Some iterations are smarter than others. A camera can connect to a Wi-Fi access point and send data directly to the cloud. A door sensor is simpler. Both technologies need to connect to intermediary physical devices on the network where they then process the data and send it on.
Known as IoT gateways, they play an important role in IoT deployments to collect and aggregate sensor data from various devices. An IoT gateway device bridges the communication gap between IoT devices, sensors, equipment, systems and the cloud. By systematically connecting the field and the cloud, IoT gateway devices offer local processing and storage solutions, as well as the ability to autonomously control field devices based on data input by sensors.
From there, they translate between sensor protocols and process data from these sensors and devices before sending it onward to be processed. With simpler devices and sensors, they’ll often connect to the IoT Gateway using short-range wireless transmission modes such as Bluetooth LE, Zigbee, Z-wave or long-range like LTE, LTE-M and even Wi-Fi.
Once connected, the IoT gateway provides a few key functions including the following:
- Bridging communications and facilitating machine-to-machine (or M2M) communications.
- Offline support services so WAN connectivity is not always required.
- Data ingestion, cleaning, filtering, positioning and even early analytics prior to being sent to a cloud or remote data center.

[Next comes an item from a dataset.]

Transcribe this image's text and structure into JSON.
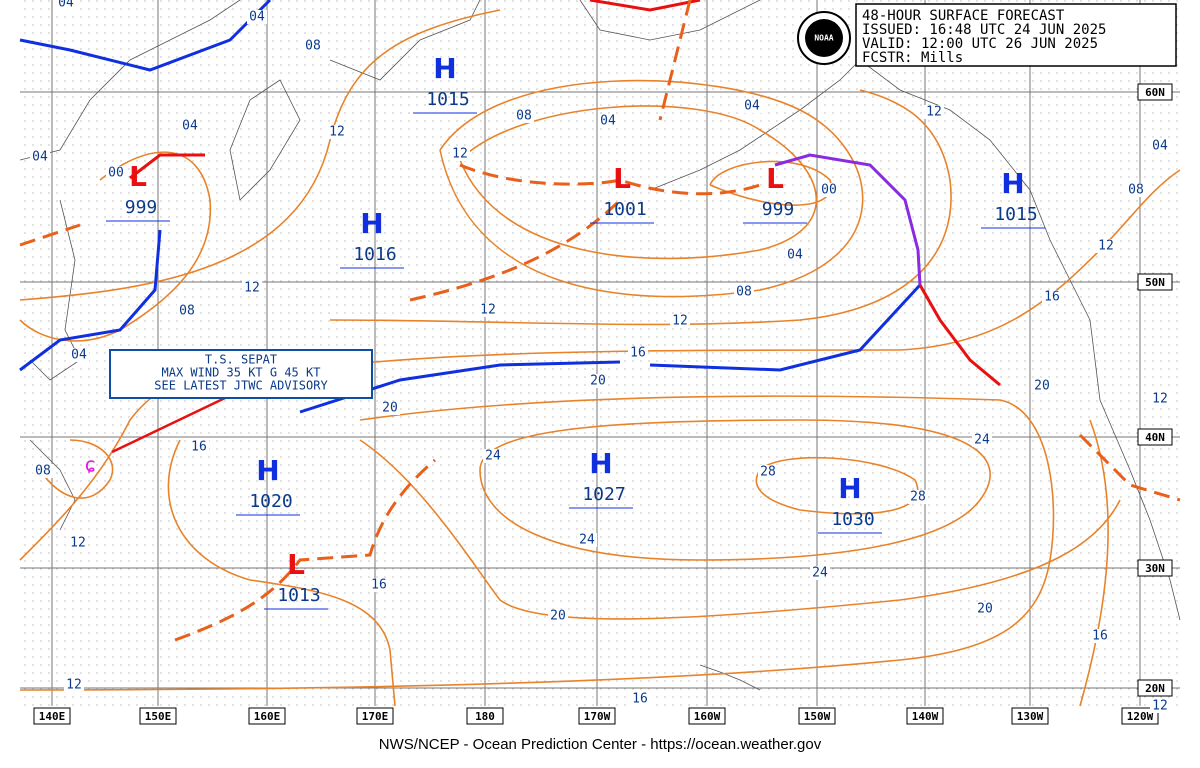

- Additional security as the IoT gateway acts as a buffer between a WAN and devices.
- Real-time configuration, control, management and change management tracking.
But an IoT gateway does add an extra component on the network, and another attack vector that can potentially be breached. This means you will have an additional device on the network that has to be updated, managed and secured. That said, what happens when we remove this IoT gateway? Will future edge and distributed computing solutions be able to handle the billions of IoT and connected devices that will be coming online over the course of the next few years?
For there to be a gateway-less IoT deployment, something will have to change.
A New Frontier for IoT Devices
Even today, IoT gateways play a key role in helping sensors and devices connect to an intermediary source that aggregates data and then sends it off for further processing and analytics. However, edge computing is specifically designed to overcome the challenges of IoT connectivity.
Edge computing architecture helps with latency. Couple that with 5G technology (where latency is often less than 1 ms and speeds exceed 100 Mpbs) and you’ve got a powerful platform where devices close to edge can now connect and process all of their data.
Is the Edge the New IoT Gateway?
The real answer isn’t black and white; it depends. Over the next five years or so, edge deployments will become a key component of IoT integration and working with connected devices. Realistically, you will be able to connect simple devices and sensors directly to an edge ecosystem, given that that the edge network is close enough and can support your requirements.